VALLEY CENTER, Kan. (KSNW) — Valley Center announced it’s working with a local company to develop the state’s first 3D-printed home community. It would be the first of its kind in Kansas. 

To some, it may feel like we’ve catapulted to the future, but an expert said this technology has been used in Europe for years. CEO of CrainCo3D (CC3D) Eric Ross went overseas to learn the process of 3D home printing. He said many of the construction methods aren’t too different from a traditional home.

“You’ll have the contractor come out level the pad. You’ll have a nice little dirt pad and pour some footings, then we bring in the printing equipment,” said Ross. 

Ross claims the machine used by CC3D can print 2,400 square foot structures by layering cement a few inches at a time.

“The actual head that is printing is about a two-inch nozzle connected to a concrete pump and hose that pushes the concrete through that hose, and then a computer program gives it a tool path to tell them where that head needs to be to lay down that beat of concrete,” explained Ross. 

After printing all the walls, they set their trusses and install the roof, doors, windows, and interior finishes.

“The 3D printing process kind of takes the place of the framing, drywall, and siding,” Ross continued. 

Due to that, the process of building the home is faster.

“We’re projecting to be able to save at least two to four weeks on projects,” added Ross. 

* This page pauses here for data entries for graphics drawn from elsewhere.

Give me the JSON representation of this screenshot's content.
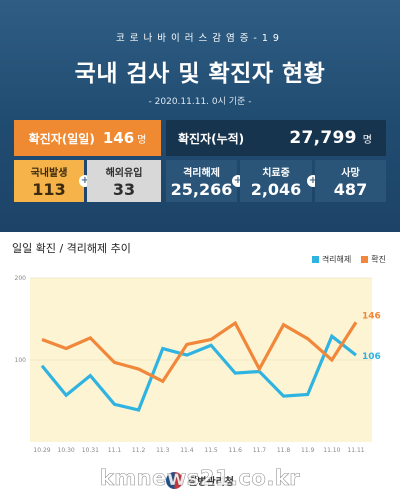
{
  "header": {
    "series_title": "코로나바이러스감염증-19",
    "headline": "국내 검사 및 확진자 현황",
    "as_of": "- 2020.11.11. 0시 기준 -"
  },
  "stats": {
    "daily": {
      "label": "확진자(일일)",
      "value": "146",
      "unit": "명"
    },
    "cumulative": {
      "label": "확진자(누적)",
      "value": "27,799",
      "unit": "명"
    },
    "local": {
      "label": "국내발생",
      "value": "113"
    },
    "overseas": {
      "label": "해외유입",
      "value": "33"
    },
    "released": {
      "label": "격리해제",
      "value": "25,266"
    },
    "in_treatment": {
      "label": "치료중",
      "value": "2,046"
    },
    "deaths": {
      "label": "사망",
      "value": "487"
    },
    "plus_glyph": "+"
  },
  "colors": {
    "released_line": "#2fb3e0",
    "confirmed_line": "#f0873a",
    "plot_bg": "#fdf4d3",
    "header_bg": "#204b70"
  },
  "chart_data": {
    "type": "line",
    "title": "일일 확진 / 격리해제 추이",
    "x": [
      "10.29",
      "10.30",
      "10.31",
      "11.1",
      "11.2",
      "11.3",
      "11.4",
      "11.5",
      "11.6",
      "11.7",
      "11.8",
      "11.9",
      "11.10",
      "11.11"
    ],
    "series": [
      {
        "name": "격리해제",
        "color": "#2fb3e0",
        "values": [
          93,
          57,
          81,
          46,
          39,
          114,
          106,
          118,
          84,
          86,
          56,
          58,
          129,
          106
        ]
      },
      {
        "name": "확진",
        "color": "#f0873a",
        "values": [
          125,
          114,
          127,
          97,
          89,
          74,
          119,
          125,
          145,
          89,
          143,
          126,
          100,
          146
        ]
      }
    ],
    "yticks": [
      "200",
      "100"
    ],
    "ylim": [
      0,
      200
    ],
    "end_labels": [
      "146",
      "106"
    ],
    "legend": "top-right",
    "grid": "horizontal"
  },
  "footer": {
    "org": "질병관리청",
    "watermark": "kmnews21.co.kr"
  }
}
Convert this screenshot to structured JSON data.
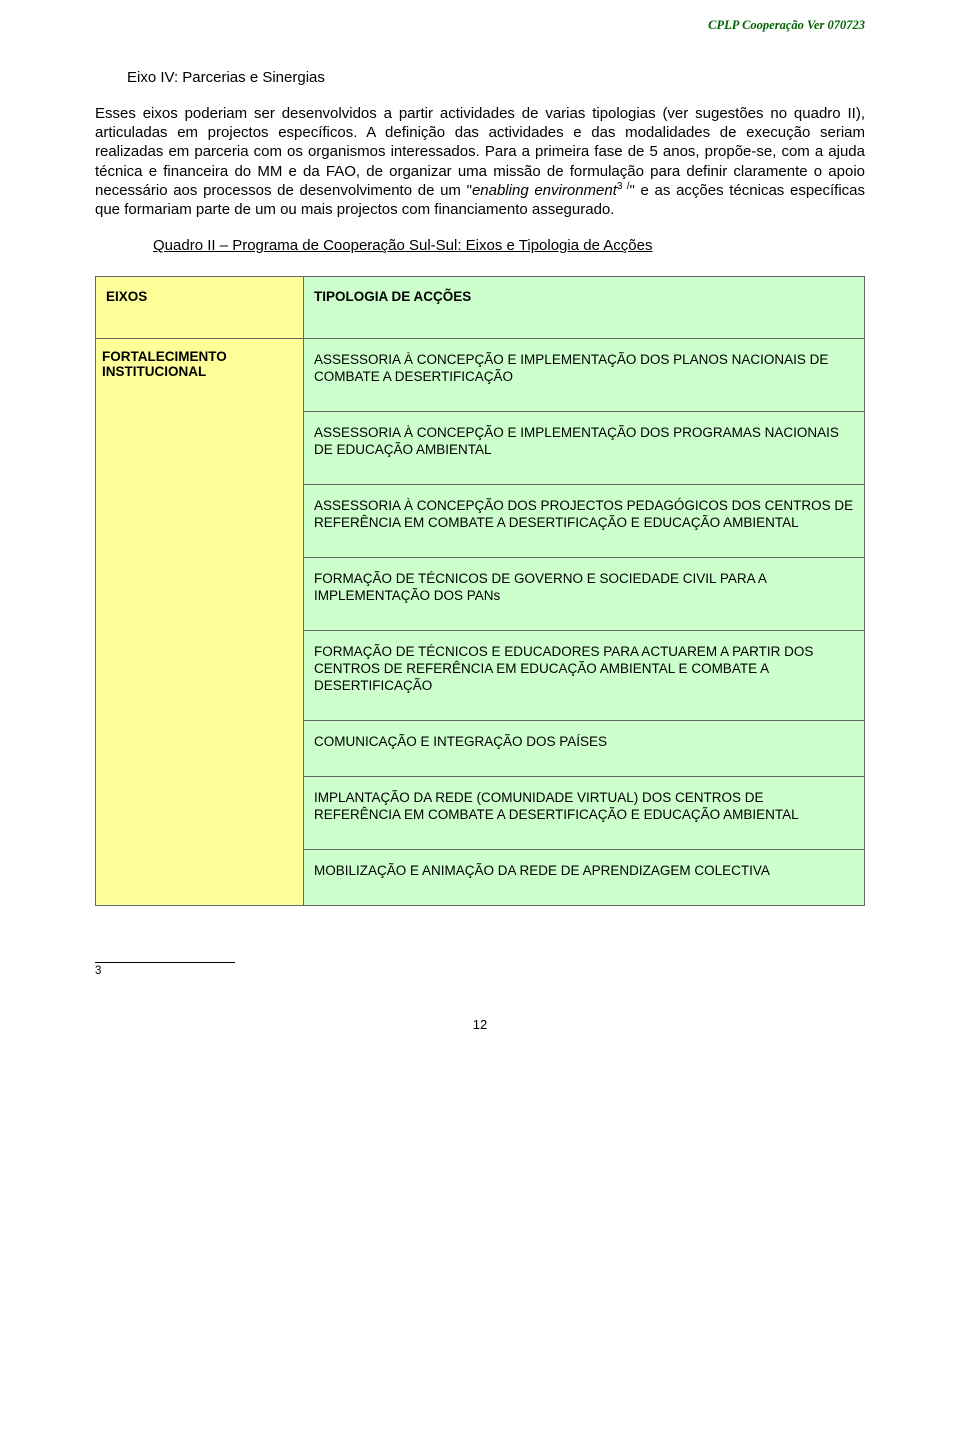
{
  "header": "CPLP Cooperação Ver 070723",
  "section_title": "Eixo IV: Parcerias e Sinergias",
  "paragraph_part1": "Esses eixos poderiam ser desenvolvidos a partir actividades de varias tipologias (ver sugestões no quadro II), articuladas em projectos específicos. A definição das actividades e das modalidades de execução seriam realizadas em parceria com os organismos interessados. Para a primeira fase de 5 anos, propõe-se, com a ajuda técnica e financeira do MM e da FAO, de organizar uma missão de formulação para definir claramente o apoio necessário aos processos de desenvolvimento de um \"",
  "paragraph_italic": "enabling environment",
  "paragraph_super": "3 /",
  "paragraph_part2": "\" e as acções técnicas específicas que formariam parte de um ou mais projectos com financiamento assegurado.",
  "subtitle": "Quadro II – Programa de Cooperação Sul-Sul: Eixos e Tipologia de Acções",
  "table": {
    "col_eixos": "EIXOS",
    "col_tipo": "TIPOLOGIA DE ACÇÕES",
    "eixo_label": "FORTALECIMENTO INSTITUCIONAL",
    "actions": [
      "ASSESSORIA À CONCEPÇÃO E IMPLEMENTAÇÃO DOS PLANOS NACIONAIS DE COMBATE A DESERTIFICAÇÃO",
      "ASSESSORIA À CONCEPÇÃO E IMPLEMENTAÇÃO DOS PROGRAMAS NACIONAIS DE EDUCAÇÃO AMBIENTAL",
      "ASSESSORIA À CONCEPÇÃO DOS PROJECTOS PEDAGÓGICOS DOS CENTROS DE REFERÊNCIA EM COMBATE A DESERTIFICAÇÃO E EDUCAÇÃO AMBIENTAL",
      "FORMAÇÃO DE TÉCNICOS DE GOVERNO E SOCIEDADE CIVIL PARA A IMPLEMENTAÇÃO DOS PANs",
      "FORMAÇÃO DE TÉCNICOS E EDUCADORES PARA ACTUAREM A PARTIR DOS CENTROS DE REFERÊNCIA EM EDUCAÇÃO AMBIENTAL E COMBATE A DESERTIFICAÇÃO",
      "COMUNICAÇÃO E INTEGRAÇÃO DOS PAÍSES",
      "IMPLANTAÇÃO DA REDE (COMUNIDADE VIRTUAL) DOS CENTROS DE REFERÊNCIA EM COMBATE A DESERTIFICAÇÃO E EDUCAÇÃO AMBIENTAL",
      "MOBILIZAÇÃO E ANIMAÇÃO DA REDE DE APRENDIZAGEM COLECTIVA"
    ]
  },
  "footnote": "3",
  "page_number": "12",
  "colors": {
    "left_col_bg": "#ffff99",
    "right_col_bg": "#ccffcc",
    "header_text": "#006400"
  }
}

Ross said 3D printing is about 10-15% cheaper because of reduced labor costs. Those savings, said builder Bob Cook, can be impactful for many.

“There’s so many people now that are out of the entry-level market just because the cost has gotten so high with the cost of materials and labor. If it gets people into the market and they get a chance to be homeowners and start building some equity, then I’m all for it,” said Cook. 

Builder Paul Gray is excited about this new technology. 

“That’s the funnest part of this. It’s figuring out a new way to do everything. I mean, I personally like challenges. I picked this business because there’s no part of building that’s easy. Every day is something new,” said Gray.